Firstly, form and technique matter. Learning exercise technique is to physical training what learning to read is to becoming educated: An utter necessity. This I cannot emphasize enough. In “Starting Strength” by Mark Rippetoe, the chapter entitled “The Squat” is 56 pages long. 

Last month, I saw the squat demonstrated in three picture boxes in a magazine under the heading, “Learn How to Squat.” A magazine is simply insufficient to teach you how to lift or run. A book is better, and a qualified coach is best. At a typical Russian kettlebell seminar, the trainer is so thorough that it will take several hours to explain and practice only two or three exercises.

Secondly, your body seeks equilibrium and changes in response to stimulus. If you don’t increase the stimulus on your body in any capacity, your body will not change. That is to say, if you’re not lifting more, running harder or longer or doing more work, you’re not going to improve. This seems painfully obvious, but I continually hear complaints from other men and women in the gymnasium to the effect of, “I don’t understand why I’m not losing weight, I run two miles every day.” The simple answer is that their body has equilibrated with their daily two miles. Perhaps it’s time for that third mile or better yet, a set of squats.

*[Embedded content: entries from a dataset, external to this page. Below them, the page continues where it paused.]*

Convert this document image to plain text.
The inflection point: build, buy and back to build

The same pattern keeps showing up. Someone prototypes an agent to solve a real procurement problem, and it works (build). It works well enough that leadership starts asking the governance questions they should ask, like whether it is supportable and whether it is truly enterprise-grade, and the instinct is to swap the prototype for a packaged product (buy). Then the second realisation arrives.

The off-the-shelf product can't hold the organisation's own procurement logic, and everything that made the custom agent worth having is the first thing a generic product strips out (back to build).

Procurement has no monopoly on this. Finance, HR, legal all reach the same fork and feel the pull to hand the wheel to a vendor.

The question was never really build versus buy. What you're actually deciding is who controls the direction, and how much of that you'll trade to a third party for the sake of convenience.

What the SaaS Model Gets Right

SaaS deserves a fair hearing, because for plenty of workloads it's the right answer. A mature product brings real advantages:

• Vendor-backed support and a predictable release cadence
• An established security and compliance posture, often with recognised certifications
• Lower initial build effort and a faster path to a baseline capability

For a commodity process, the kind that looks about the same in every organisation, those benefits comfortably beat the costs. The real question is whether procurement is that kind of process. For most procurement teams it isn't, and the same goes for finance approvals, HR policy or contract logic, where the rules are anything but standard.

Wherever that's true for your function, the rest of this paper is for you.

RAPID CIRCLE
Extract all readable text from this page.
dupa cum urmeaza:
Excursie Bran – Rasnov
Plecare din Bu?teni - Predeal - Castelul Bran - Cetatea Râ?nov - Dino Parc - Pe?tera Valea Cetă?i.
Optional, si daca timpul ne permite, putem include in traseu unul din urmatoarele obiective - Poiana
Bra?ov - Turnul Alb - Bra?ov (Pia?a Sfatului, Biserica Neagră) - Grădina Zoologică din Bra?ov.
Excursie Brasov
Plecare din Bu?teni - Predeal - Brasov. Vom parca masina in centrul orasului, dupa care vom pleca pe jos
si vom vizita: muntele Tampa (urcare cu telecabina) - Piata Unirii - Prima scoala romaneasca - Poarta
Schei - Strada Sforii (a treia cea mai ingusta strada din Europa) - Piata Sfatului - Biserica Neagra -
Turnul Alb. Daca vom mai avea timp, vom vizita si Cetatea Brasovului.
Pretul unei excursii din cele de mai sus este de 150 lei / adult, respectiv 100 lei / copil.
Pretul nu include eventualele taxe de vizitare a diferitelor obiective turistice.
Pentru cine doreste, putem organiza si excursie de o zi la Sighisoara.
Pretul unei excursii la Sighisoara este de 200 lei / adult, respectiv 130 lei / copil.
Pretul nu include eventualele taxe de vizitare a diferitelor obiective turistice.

Thirdly, lifting weight is not bad; in fact, it is necessary. As humans, we evolved from a species that exerted itself on a daily basis by chasing down it’s food, escaping predators and building shelters from their bare hands. Simply put, fulfilling our physical nature requires that we bear a load; a strenuous, awkward, ugly amount of weight.

Unfortunately, nature did not provide us with perfectly shaped rocks and sticks at low weights that we could pick up over and over again in intermittent sets with which to make our homes. We moved things with our muscles, and not just with our bulging biceps or our pretty runner’s thighs. We moved them with every muscle of our bodies from our toes to the very tips of our fingers.

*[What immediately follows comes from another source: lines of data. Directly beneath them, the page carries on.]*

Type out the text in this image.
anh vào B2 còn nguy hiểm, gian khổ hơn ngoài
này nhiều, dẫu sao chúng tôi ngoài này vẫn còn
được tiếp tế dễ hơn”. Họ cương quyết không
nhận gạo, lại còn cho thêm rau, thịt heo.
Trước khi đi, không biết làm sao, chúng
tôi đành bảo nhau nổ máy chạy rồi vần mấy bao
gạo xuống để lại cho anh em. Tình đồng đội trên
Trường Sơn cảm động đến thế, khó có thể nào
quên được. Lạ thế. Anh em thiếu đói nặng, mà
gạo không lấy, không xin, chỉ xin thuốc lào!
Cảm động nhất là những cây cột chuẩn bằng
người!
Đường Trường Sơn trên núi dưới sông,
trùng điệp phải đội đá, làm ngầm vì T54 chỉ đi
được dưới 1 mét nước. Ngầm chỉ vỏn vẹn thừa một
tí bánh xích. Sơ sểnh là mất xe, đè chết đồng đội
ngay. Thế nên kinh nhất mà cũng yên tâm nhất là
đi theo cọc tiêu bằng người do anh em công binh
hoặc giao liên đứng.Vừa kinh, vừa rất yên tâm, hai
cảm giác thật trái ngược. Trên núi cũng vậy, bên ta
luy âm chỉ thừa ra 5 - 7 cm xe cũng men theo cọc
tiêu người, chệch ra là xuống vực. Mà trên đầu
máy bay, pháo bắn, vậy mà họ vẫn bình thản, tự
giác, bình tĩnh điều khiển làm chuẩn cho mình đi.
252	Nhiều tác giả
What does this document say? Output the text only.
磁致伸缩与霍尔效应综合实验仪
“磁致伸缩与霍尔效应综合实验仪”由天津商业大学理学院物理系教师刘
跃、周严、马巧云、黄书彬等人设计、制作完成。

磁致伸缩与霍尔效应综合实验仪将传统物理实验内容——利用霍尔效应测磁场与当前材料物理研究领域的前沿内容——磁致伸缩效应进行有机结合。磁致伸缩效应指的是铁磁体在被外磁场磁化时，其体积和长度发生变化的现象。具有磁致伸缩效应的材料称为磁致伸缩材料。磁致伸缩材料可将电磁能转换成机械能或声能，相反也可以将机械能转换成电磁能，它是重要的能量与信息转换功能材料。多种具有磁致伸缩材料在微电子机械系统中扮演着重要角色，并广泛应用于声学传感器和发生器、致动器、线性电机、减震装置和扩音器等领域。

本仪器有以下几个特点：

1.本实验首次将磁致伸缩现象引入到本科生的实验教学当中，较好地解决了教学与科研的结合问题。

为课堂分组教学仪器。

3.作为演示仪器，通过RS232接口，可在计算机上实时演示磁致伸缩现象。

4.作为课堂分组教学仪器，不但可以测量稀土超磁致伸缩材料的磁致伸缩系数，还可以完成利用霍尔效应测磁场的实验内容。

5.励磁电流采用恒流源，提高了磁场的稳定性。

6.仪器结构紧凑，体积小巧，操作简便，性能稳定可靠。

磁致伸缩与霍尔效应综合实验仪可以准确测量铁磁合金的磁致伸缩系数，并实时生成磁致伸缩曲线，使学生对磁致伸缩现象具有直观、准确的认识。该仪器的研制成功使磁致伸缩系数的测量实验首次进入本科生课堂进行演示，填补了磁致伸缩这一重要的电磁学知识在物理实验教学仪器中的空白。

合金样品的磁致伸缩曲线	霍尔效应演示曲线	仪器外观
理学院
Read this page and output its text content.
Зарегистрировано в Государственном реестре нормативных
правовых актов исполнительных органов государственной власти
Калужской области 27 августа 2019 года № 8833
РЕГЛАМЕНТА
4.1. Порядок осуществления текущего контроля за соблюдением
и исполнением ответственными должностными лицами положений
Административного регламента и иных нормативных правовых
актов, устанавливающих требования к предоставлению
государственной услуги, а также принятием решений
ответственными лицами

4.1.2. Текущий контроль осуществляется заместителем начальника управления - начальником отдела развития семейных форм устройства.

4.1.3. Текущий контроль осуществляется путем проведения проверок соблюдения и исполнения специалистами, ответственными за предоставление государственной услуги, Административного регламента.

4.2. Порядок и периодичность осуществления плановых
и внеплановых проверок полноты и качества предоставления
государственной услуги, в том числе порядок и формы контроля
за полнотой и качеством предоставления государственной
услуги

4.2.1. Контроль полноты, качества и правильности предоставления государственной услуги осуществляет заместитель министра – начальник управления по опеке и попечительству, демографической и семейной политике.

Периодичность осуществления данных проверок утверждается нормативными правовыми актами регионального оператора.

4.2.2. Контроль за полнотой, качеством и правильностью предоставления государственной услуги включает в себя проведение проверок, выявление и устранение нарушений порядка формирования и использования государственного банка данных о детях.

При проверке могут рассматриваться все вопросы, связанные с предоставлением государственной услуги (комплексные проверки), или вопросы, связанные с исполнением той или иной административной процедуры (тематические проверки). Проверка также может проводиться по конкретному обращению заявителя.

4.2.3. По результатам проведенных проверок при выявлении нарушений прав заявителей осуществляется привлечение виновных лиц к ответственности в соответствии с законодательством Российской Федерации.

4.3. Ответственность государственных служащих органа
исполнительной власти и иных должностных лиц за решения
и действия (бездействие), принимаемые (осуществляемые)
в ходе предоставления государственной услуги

Fourth, chemical supplements are not a substitute for hard work. Even anabolic steroids, if taken by a sedentary human being will have little effect in personal transformation. Effort is the fuel for success, and there is no direct chemical substitute.

Fifth, set a quantifiable goal. How the opposite sex responds to your scantily clad presence is not a quantifiable goal. How much weight you can squat, how fast you run or how many kettlebell snatches you can do in 10 minutes are all examples of goals that can be measured. The measurement is proof of your improvement and your methods, or proof that you need to alter your program.

Lastly, and most importantly, learn to listen to your body. Learn to distinguish pain from injury, good fatigue from over exertion, too much training from too little. Learn to heed the voice of rest when it calls you to bed, and learn to ignore the temptation of fatigue as it begs you to quit your run a mile early.

Perhaps the most valuable result of physical training is the integration of the body and the mind, resulting in a completely healthy human being. Pursue a better fullness of life through physical culture rather than that ever evasive six pack abdomen.